Delve Raises $32M to Kill Compliance Busywork with AI Agents

Compliance may be a billion-dollar problem, but a startup just got $32M to fix it with AI agents. Delve says goodbye to tedious screenshots and spreadsheets—and hello to smart, automated workflows.

In a world where compliance is a necessary evil, AI-native startup Delve just landed $32 million in Series A funding, backed by Insight Partners, to take on the headache head-on. The legal tech company, now valued at $300 million, says it’s time to stop drowning in compliance paperwork and let AI handle the grunt work.

Let’s be real—frameworks like HIPAA, GDPR, SOC 2, and ISO 27001 are rigid. But companies? They’re messy. Fragmented systems, inconsistent workflows, scattered data—it’s no wonder compliance teams are overwhelmed.

Co-founder Karun Kaushik puts it bluntly:

“Teams spend their days taking screenshots and filling out spreadsheets just to prove they’re compliant.”

Key Takeaways:

  • Delve’s platform uses AI agents to automate compliance tasks like screenshots, policy Q&As, and infrastructure scans.
  • Targets standard frameworks: SOC 2, HIPAA, GDPR, ISO 27001, and the new ISO 42001 for AI risk.
  • Works across fragmented company systems without requiring process overhauls.
  • Built by MIT, Stanford, and Berkeley researchers—this isn’t your average compliance tool.
  • Could impact law firms and ALSPs dealing in granular compliance support.

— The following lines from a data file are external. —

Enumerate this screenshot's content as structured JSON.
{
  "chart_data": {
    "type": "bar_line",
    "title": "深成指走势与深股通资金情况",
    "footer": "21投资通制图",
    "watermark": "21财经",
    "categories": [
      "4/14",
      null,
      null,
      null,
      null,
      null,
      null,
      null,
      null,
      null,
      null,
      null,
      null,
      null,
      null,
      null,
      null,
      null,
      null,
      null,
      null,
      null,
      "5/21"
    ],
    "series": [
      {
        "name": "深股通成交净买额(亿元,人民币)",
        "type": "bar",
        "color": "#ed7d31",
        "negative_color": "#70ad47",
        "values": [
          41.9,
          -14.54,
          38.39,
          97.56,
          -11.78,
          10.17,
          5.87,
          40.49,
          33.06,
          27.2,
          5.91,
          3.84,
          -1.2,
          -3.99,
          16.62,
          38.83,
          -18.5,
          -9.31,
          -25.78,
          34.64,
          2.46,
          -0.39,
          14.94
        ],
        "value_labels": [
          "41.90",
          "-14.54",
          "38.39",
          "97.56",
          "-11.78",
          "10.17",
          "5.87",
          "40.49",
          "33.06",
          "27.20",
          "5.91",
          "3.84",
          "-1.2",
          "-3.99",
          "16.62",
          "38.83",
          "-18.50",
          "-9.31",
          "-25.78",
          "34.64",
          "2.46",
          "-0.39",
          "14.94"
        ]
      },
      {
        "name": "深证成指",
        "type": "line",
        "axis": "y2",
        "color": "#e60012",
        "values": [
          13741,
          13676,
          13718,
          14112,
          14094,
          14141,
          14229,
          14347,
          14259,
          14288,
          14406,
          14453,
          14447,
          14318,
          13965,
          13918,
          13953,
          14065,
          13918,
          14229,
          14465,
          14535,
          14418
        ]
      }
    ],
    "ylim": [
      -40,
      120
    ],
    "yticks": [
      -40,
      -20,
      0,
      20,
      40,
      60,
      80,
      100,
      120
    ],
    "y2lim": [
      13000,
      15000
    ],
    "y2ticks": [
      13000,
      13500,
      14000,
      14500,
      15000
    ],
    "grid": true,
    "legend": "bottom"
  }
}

From Duct Tape to Deep Tech

Instead of relying on duct-taped workflows stitched together with email, Slack, and spreadsheets, Delve promises a platform that feels like hiring an extra compliance team—minus the burnout.

Their toolset includes:

  • Browser agents that take automatic compliance screenshots
  • AI security questionnaires that pre-fill vendor forms
  • Code and infrastructure scanners to catch compliance issues before production
  • AI policy assistants that answer staff queries in real time

That’s not just a time-saver—it’s a mind-saver.

Why It Matters

Compliance is a $10B+ global industry, yet most companies still rely on manual proof and point solutions that only automate tiny pieces of the puzzle. Delve is going full-stack: building agents that understand your internal systems, adapt to your context, and automate end-to-end tasks.

Kaushik adds,

“Legacy tools are inflexible. No platform knows your internal processes well enough. Delve adapts—your company doesn’t have to.”

This approach could have ripple effects beyond just enterprise SaaS companies. Legal teams, particularly in compliance-heavy sectors, may find themselves collaborating more with AI platforms like Delve as regulatory demands continue to mount.

The inclusion of ISO 42001, the newly-minted AI risk compliance framework, also signals Delve’s forward-thinking strategy—anticipating the next regulatory frontier as artificial intelligence becomes core to how businesses operate.

Conclusion

Delve is already partnering with fast-moving innovators like Loveable, the generative AI startup known for “vibe coding.” Expect more integrations and AI-native features to roll out as regulatory pressure—and competition—intensifies.

For now, Delve’s mission is clear:
Make compliance automatic, not awful.